Como disse, éramos mais de 20 e hoje apenas 4 se mantêm no bairro. Curiosamente, todos estão solteiros e sem filhos. Os que se casaram, mudaram de bairro, de localidade - que é o meu caso - ou até de país. De muitos deles, nunca mais tive notícias, mas continuo a recordar com nostalgia as noites de verão nas quais não existia televisão nem nada que nos prendesse em casa depois de jantar. Durante o dia, o sol era abrasador e ninguém se atrevia a sair de casa. Sem haver necessidade de combinar a hora do reencontro, à noite juntávamo-nos todos para brincar e conversar. Às vezes, apareciam os adultos, alguns com instrumentos musicais - cavaquinho, viola, concertina e ferrinhos. Criava-se uma pequena orquestra e, então, nascia um festival popular improvisado em que todos cantávamos e dançávamos até o sono, ou a necessidade de ir dormir, falarem mais alto.
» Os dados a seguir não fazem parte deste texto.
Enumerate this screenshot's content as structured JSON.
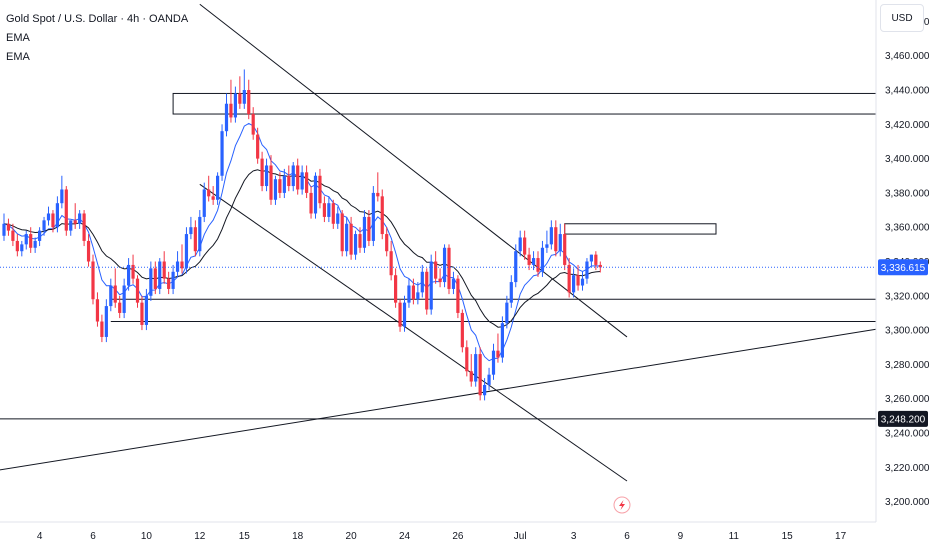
{
  "legend": {
    "title": "Gold Spot / U.S. Dollar · 4h · OANDA",
    "indicator_1": "EMA",
    "indicator_2": "EMA"
  },
  "currency_button": "USD",
  "colors": {
    "up": "#2962ff",
    "down": "#f23645",
    "ema_fast": "#2962ff",
    "ema_slow": "#131722",
    "lines": "#131722",
    "last_price_tag": "#2962ff",
    "level_tag": "#131722"
  },
  "icons": {
    "flash": "lightning-icon"
  },
  "chart_data": {
    "type": "candlestick",
    "symbol": "Gold Spot / U.S. Dollar",
    "interval": "4h",
    "source": "OANDA",
    "y_ticks": [
      3200,
      3220,
      3240,
      3260,
      3280,
      3300,
      3320,
      3340,
      3360,
      3380,
      3400,
      3420,
      3440,
      3460,
      3480
    ],
    "y_tick_labels": [
      "3,200.000",
      "3,220.000",
      "3,240.000",
      "3,260.000",
      "3,280.000",
      "3,300.000",
      "3,320.000",
      "3,340.000",
      "3,360.000",
      "3,380.000",
      "3,400.000",
      "3,420.000",
      "3,440.000",
      "3,460.000",
      "3,480.000"
    ],
    "x_tick_labels": [
      "4",
      "6",
      "10",
      "12",
      "15",
      "18",
      "20",
      "24",
      "26",
      "Jul",
      "3",
      "6",
      "9",
      "11",
      "15",
      "17"
    ],
    "x_tick_index": [
      8,
      20,
      32,
      44,
      54,
      66,
      78,
      90,
      102,
      116,
      128,
      140,
      152,
      164,
      176,
      188
    ],
    "last_price": 3336.615,
    "last_price_label": "3,336.615",
    "level_price": 3248.2,
    "level_label": "3,248.200",
    "candles": [
      {
        "o": 3355,
        "h": 3368,
        "c": 3362
      },
      {
        "o": 3362,
        "h": 3365,
        "c": 3358
      },
      {
        "o": 3358,
        "h": 3362,
        "c": 3352
      },
      {
        "o": 3352,
        "h": 3356,
        "c": 3346
      },
      {
        "o": 3346,
        "h": 3352,
        "c": 3350
      },
      {
        "o": 3350,
        "h": 3358,
        "c": 3356
      },
      {
        "o": 3356,
        "h": 3360,
        "c": 3348
      },
      {
        "o": 3348,
        "h": 3354,
        "c": 3352
      },
      {
        "o": 3352,
        "h": 3360,
        "c": 3358
      },
      {
        "o": 3358,
        "h": 3366,
        "c": 3364
      },
      {
        "o": 3364,
        "h": 3372,
        "c": 3368
      },
      {
        "o": 3368,
        "h": 3370,
        "c": 3360
      },
      {
        "o": 3360,
        "h": 3378,
        "c": 3374
      },
      {
        "o": 3374,
        "h": 3390,
        "c": 3382
      },
      {
        "o": 3382,
        "h": 3384,
        "c": 3358
      },
      {
        "o": 3358,
        "h": 3364,
        "c": 3364
      },
      {
        "o": 3364,
        "h": 3374,
        "c": 3362
      },
      {
        "o": 3362,
        "h": 3370,
        "c": 3368
      },
      {
        "o": 3368,
        "h": 3370,
        "c": 3352
      },
      {
        "o": 3352,
        "h": 3356,
        "c": 3340
      },
      {
        "o": 3340,
        "h": 3344,
        "c": 3318
      },
      {
        "o": 3318,
        "h": 3322,
        "c": 3305
      },
      {
        "o": 3305,
        "h": 3309,
        "c": 3296
      },
      {
        "o": 3296,
        "h": 3318,
        "c": 3314
      },
      {
        "o": 3314,
        "h": 3330,
        "c": 3326
      },
      {
        "o": 3326,
        "h": 3336,
        "c": 3316
      },
      {
        "o": 3316,
        "h": 3320,
        "c": 3310
      },
      {
        "o": 3310,
        "h": 3330,
        "c": 3326
      },
      {
        "o": 3326,
        "h": 3342,
        "c": 3338
      },
      {
        "o": 3338,
        "h": 3344,
        "c": 3330
      },
      {
        "o": 3330,
        "h": 3332,
        "c": 3316
      },
      {
        "o": 3316,
        "h": 3320,
        "c": 3303
      },
      {
        "o": 3303,
        "h": 3324,
        "c": 3320
      },
      {
        "o": 3320,
        "h": 3340,
        "c": 3336
      },
      {
        "o": 3336,
        "h": 3340,
        "c": 3324
      },
      {
        "o": 3324,
        "h": 3342,
        "c": 3340
      },
      {
        "o": 3340,
        "h": 3346,
        "c": 3330
      },
      {
        "o": 3330,
        "h": 3334,
        "c": 3324
      },
      {
        "o": 3324,
        "h": 3338,
        "c": 3334
      },
      {
        "o": 3334,
        "h": 3346,
        "c": 3340
      },
      {
        "o": 3340,
        "h": 3350,
        "c": 3336
      },
      {
        "o": 3336,
        "h": 3360,
        "c": 3356
      },
      {
        "o": 3356,
        "h": 3366,
        "c": 3360
      },
      {
        "o": 3360,
        "h": 3364,
        "c": 3346
      },
      {
        "o": 3346,
        "h": 3370,
        "c": 3366
      },
      {
        "o": 3366,
        "h": 3386,
        "c": 3382
      },
      {
        "o": 3382,
        "h": 3390,
        "c": 3378
      },
      {
        "o": 3378,
        "h": 3384,
        "c": 3376
      },
      {
        "o": 3376,
        "h": 3392,
        "c": 3390
      },
      {
        "o": 3390,
        "h": 3420,
        "c": 3416
      },
      {
        "o": 3416,
        "h": 3438,
        "c": 3432
      },
      {
        "o": 3432,
        "h": 3446,
        "c": 3424
      },
      {
        "o": 3424,
        "h": 3442,
        "c": 3438
      },
      {
        "o": 3438,
        "h": 3448,
        "c": 3432
      },
      {
        "o": 3432,
        "h": 3452,
        "c": 3440
      },
      {
        "o": 3440,
        "h": 3446,
        "c": 3426
      },
      {
        "o": 3426,
        "h": 3430,
        "c": 3414
      },
      {
        "o": 3414,
        "h": 3418,
        "c": 3400
      },
      {
        "o": 3400,
        "h": 3404,
        "c": 3384
      },
      {
        "o": 3384,
        "h": 3400,
        "c": 3396
      },
      {
        "o": 3396,
        "h": 3402,
        "c": 3376
      },
      {
        "o": 3376,
        "h": 3390,
        "c": 3388
      },
      {
        "o": 3388,
        "h": 3392,
        "c": 3380
      },
      {
        "o": 3380,
        "h": 3394,
        "c": 3390
      },
      {
        "o": 3390,
        "h": 3396,
        "c": 3384
      },
      {
        "o": 3384,
        "h": 3398,
        "c": 3396
      },
      {
        "o": 3396,
        "h": 3400,
        "c": 3382
      },
      {
        "o": 3382,
        "h": 3396,
        "c": 3392
      },
      {
        "o": 3392,
        "h": 3396,
        "c": 3380
      },
      {
        "o": 3380,
        "h": 3384,
        "c": 3368
      },
      {
        "o": 3368,
        "h": 3392,
        "c": 3390
      },
      {
        "o": 3390,
        "h": 3394,
        "c": 3374
      },
      {
        "o": 3374,
        "h": 3378,
        "c": 3366
      },
      {
        "o": 3366,
        "h": 3378,
        "c": 3374
      },
      {
        "o": 3374,
        "h": 3376,
        "c": 3362
      },
      {
        "o": 3362,
        "h": 3372,
        "c": 3368
      },
      {
        "o": 3368,
        "h": 3370,
        "c": 3346
      },
      {
        "o": 3346,
        "h": 3366,
        "c": 3362
      },
      {
        "o": 3362,
        "h": 3366,
        "c": 3344
      },
      {
        "o": 3344,
        "h": 3358,
        "c": 3356
      },
      {
        "o": 3356,
        "h": 3360,
        "c": 3348
      },
      {
        "o": 3348,
        "h": 3370,
        "c": 3366
      },
      {
        "o": 3366,
        "h": 3370,
        "c": 3352
      },
      {
        "o": 3352,
        "h": 3384,
        "c": 3380
      },
      {
        "o": 3380,
        "h": 3392,
        "c": 3378
      },
      {
        "o": 3378,
        "h": 3382,
        "c": 3356
      },
      {
        "o": 3356,
        "h": 3360,
        "c": 3346
      },
      {
        "o": 3346,
        "h": 3352,
        "c": 3332
      },
      {
        "o": 3332,
        "h": 3336,
        "c": 3316
      },
      {
        "o": 3316,
        "h": 3318,
        "c": 3302
      },
      {
        "o": 3302,
        "h": 3320,
        "c": 3316
      },
      {
        "o": 3316,
        "h": 3330,
        "c": 3326
      },
      {
        "o": 3326,
        "h": 3330,
        "c": 3318
      },
      {
        "o": 3318,
        "h": 3328,
        "c": 3322
      },
      {
        "o": 3322,
        "h": 3338,
        "c": 3334
      },
      {
        "o": 3334,
        "h": 3336,
        "c": 3312
      },
      {
        "o": 3312,
        "h": 3344,
        "c": 3340
      },
      {
        "o": 3340,
        "h": 3346,
        "c": 3330
      },
      {
        "o": 3330,
        "h": 3336,
        "c": 3328
      },
      {
        "o": 3328,
        "h": 3350,
        "c": 3348
      },
      {
        "o": 3348,
        "h": 3350,
        "c": 3324
      },
      {
        "o": 3324,
        "h": 3334,
        "c": 3330
      },
      {
        "o": 3330,
        "h": 3332,
        "c": 3310
      },
      {
        "o": 3310,
        "h": 3312,
        "c": 3290
      },
      {
        "o": 3290,
        "h": 3294,
        "c": 3276
      },
      {
        "o": 3276,
        "h": 3286,
        "c": 3270
      },
      {
        "o": 3270,
        "h": 3290,
        "c": 3286
      },
      {
        "o": 3286,
        "h": 3290,
        "c": 3262
      },
      {
        "o": 3262,
        "h": 3272,
        "c": 3268
      },
      {
        "o": 3268,
        "h": 3278,
        "c": 3274
      },
      {
        "o": 3274,
        "h": 3292,
        "c": 3288
      },
      {
        "o": 3288,
        "h": 3298,
        "c": 3284
      },
      {
        "o": 3284,
        "h": 3308,
        "c": 3304
      },
      {
        "o": 3304,
        "h": 3320,
        "c": 3316
      },
      {
        "o": 3316,
        "h": 3332,
        "c": 3328
      },
      {
        "o": 3328,
        "h": 3350,
        "c": 3346
      },
      {
        "o": 3346,
        "h": 3358,
        "c": 3354
      },
      {
        "o": 3354,
        "h": 3358,
        "c": 3344
      },
      {
        "o": 3344,
        "h": 3348,
        "c": 3338
      },
      {
        "o": 3338,
        "h": 3346,
        "c": 3342
      },
      {
        "o": 3342,
        "h": 3346,
        "c": 3334
      },
      {
        "o": 3334,
        "h": 3352,
        "c": 3348
      },
      {
        "o": 3348,
        "h": 3358,
        "c": 3350
      },
      {
        "o": 3350,
        "h": 3364,
        "c": 3360
      },
      {
        "o": 3360,
        "h": 3364,
        "c": 3346
      },
      {
        "o": 3346,
        "h": 3362,
        "c": 3356
      },
      {
        "o": 3356,
        "h": 3362,
        "c": 3338
      },
      {
        "o": 3338,
        "h": 3342,
        "c": 3322
      },
      {
        "o": 3322,
        "h": 3336,
        "c": 3332
      },
      {
        "o": 3332,
        "h": 3338,
        "c": 3326
      },
      {
        "o": 3326,
        "h": 3334,
        "c": 3330
      },
      {
        "o": 3330,
        "h": 3342,
        "c": 3340
      },
      {
        "o": 3340,
        "h": 3344,
        "c": 3344
      },
      {
        "o": 3344,
        "h": 3346,
        "c": 3338
      },
      {
        "o": 3338,
        "h": 3340,
        "c": 3336.6
      }
    ]
  },
  "drawings": {
    "boxes": [
      {
        "i0": 38,
        "i1": 999,
        "p_top": 3438,
        "p_bot": 3426
      },
      {
        "i0": 126,
        "i1": 160,
        "p_top": 3362,
        "p_bot": 3356
      }
    ],
    "hlines": [
      {
        "i0": 24,
        "i1": 999,
        "p": 3318
      },
      {
        "i0": 24,
        "i1": 999,
        "p": 3305
      },
      {
        "i0": -2,
        "i1": 999,
        "p": 3248.2
      }
    ],
    "trendlines": [
      {
        "i0": 44,
        "p0": 3490,
        "i1": 140,
        "p1": 3296
      },
      {
        "i0": 44,
        "p0": 3385,
        "i1": 140,
        "p1": 3212
      },
      {
        "i0": -2,
        "p0": 3218,
        "i1": 214,
        "p1": 3308
      }
    ]
  }
}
Aguardávamos o resto do ano com ansiedade pelo verão e pelas noites longas e musicais; pelos jogos e brincadeiras; pelas conversas despreocupadas; pelas anedotas em catadupa que se transformavam num concurso para ver quem arrancava mais gargalhadas.


Uma vez, pegámos em mantas e cobertores para nos deitarmos à espera de uma chuva de estrelas anunciada na televisão. Mais do que a visão-relâmpago dos meteoritos que riscavam o céu, o importante era estarmos todos juntos, de barriga para o ar, a conversar. Depois dessa noite, eu e o irmão ainda chegámos a deitar-nos na varanda, muitas vezes, a olhar para o céu noturno numa altura em que a luz elétrica ainda não nos impedia de apreciar a abóbada celeste como hoje em dia. É uma linda lembrança que guardo - e acredito que ele também - da nossa infância.


Hoje quase todos temos filhos e levamo-los até ao bairro para visitarem os avós, mas eles nunca conhecerão a sensação de pertencer um grupo com mais de 20 crianças que se divertiam sem necessidade de jogar no tablet, no telemóvel ou no computador. Era assim que éramos felizes.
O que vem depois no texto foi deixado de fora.